What the Consultant Will Do
- Design and build data integration pipelines connecting client source systems (reference data, pricing, transaction, custody, or similar) to Transient.AI's platform.
- Own data warehouse and data lake architecture for the engagement, including ingestion, transformation, and data quality rules.
- Work hands-on with ETL tooling (Informatica, Snowflake, or equivalent) and cloud data platforms (AWS or Azure).
- Write production-grade Python for data processing and integration between on-prem and cloud systems.
- Define data reconciliation and data lineage processes so the client can trust what the pipelines produce.
- Coordinate with the client's data engineering, ops, and compliance stakeholders, and with Transient.AI's deployment team.
- Document architecture decisions and integration patterns so the work is defensible and repeatable across future deployments.
Required Background
- 10+ years in enterprise data architecture, data engineering, or solution architecture roles.
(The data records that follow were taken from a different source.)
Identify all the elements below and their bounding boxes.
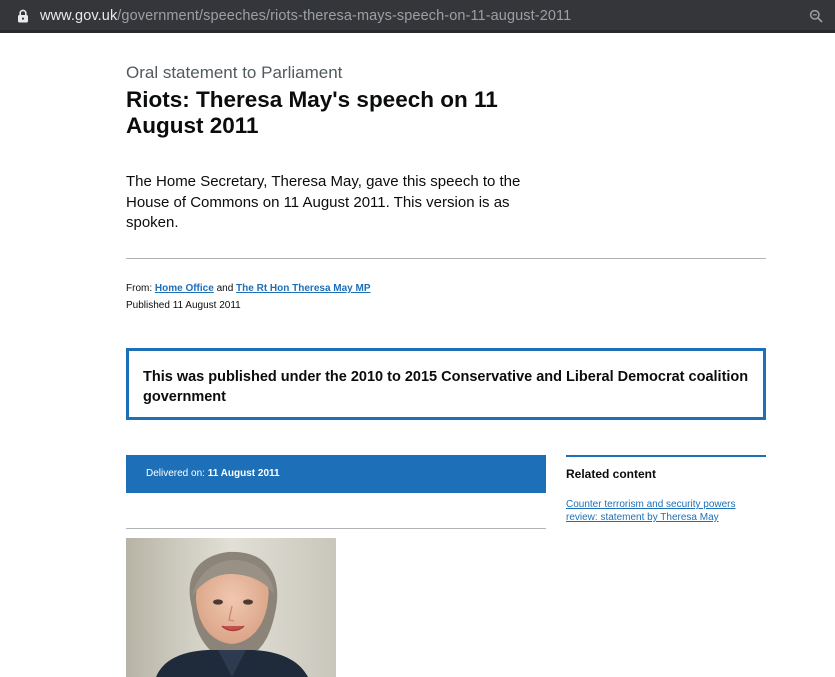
related-content-heading: Related content <box>566 467 657 481</box>
divider <box>126 528 546 529</box>
history-notice-text: This was published under the 2010 to 201… <box>143 369 749 405</box>
document-type-label: Oral statement to Parliament <box>126 63 343 82</box>
page-description: The Home Secretary, Theresa May, gave th… <box>126 173 521 231</box>
delivered-label: Delivered on: <box>146 468 205 479</box>
divider <box>126 258 766 259</box>
url-text[interactable]: www.gov.uk/government/speeches/riots-the… <box>40 8 571 24</box>
browser-address-bar[interactable]: www.gov.uk/government/speeches/riots-the… <box>0 0 835 33</box>
from-label: From: <box>126 283 153 294</box>
history-notice: This was published under the 2010 to 201… <box>126 348 766 420</box>
org-link-home-office[interactable]: Home Office <box>155 283 214 294</box>
and-label: and <box>216 283 234 294</box>
publication-metadata: From: Home Office and The Rt Hon Theresa… <box>126 280 371 314</box>
url-domain: www.gov.uk <box>40 8 118 24</box>
lock-icon <box>18 9 28 23</box>
page-title: Riots: Theresa May's speech on 11 August… <box>126 87 498 138</box>
from-line: From: Home Office and The Rt Hon Theresa… <box>126 280 371 297</box>
delivered-on-banner: Delivered on: 11 August 2011 <box>126 455 546 493</box>
related-content-link[interactable]: Counter terrorism and security powers re… <box>566 498 766 524</box>
delivered-date: 11 August 2011 <box>207 468 280 479</box>
related-content: Related content Counter terrorism and se… <box>566 455 766 524</box>
url-path: /government/speeches/riots-theresa-mays-… <box>117 8 572 24</box>
published-date: Published 11 August 2011 <box>126 300 241 311</box>
zoom-icon[interactable] <box>809 9 823 23</box>
org-link-theresa-may[interactable]: The Rt Hon Theresa May MP <box>236 283 370 294</box>
speaker-photo <box>126 538 336 677</box>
- Direct experience in financial services, ideally capital markets, asset management, or securities operations. Candidate should recognize terms like reference data, corporate actions, and reconciliation without explanation.
- Hands-on ETL and data warehousing expertise: Informatica, Snowflake, or comparable enterprise-grade tooling.
- Production Python for data pipelines and integration work, not scripting on the side.
- Experience with REST APIs, message queues (Kafka or similar), and containerized deployments (Docker).
- Track record owning delivery end to end, from data analysis and architecture through production support, ideally with distributed or offshore team coordination.
- Comfortable being the senior technical presence in the room with client stakeholders from day one. No ramp-up period.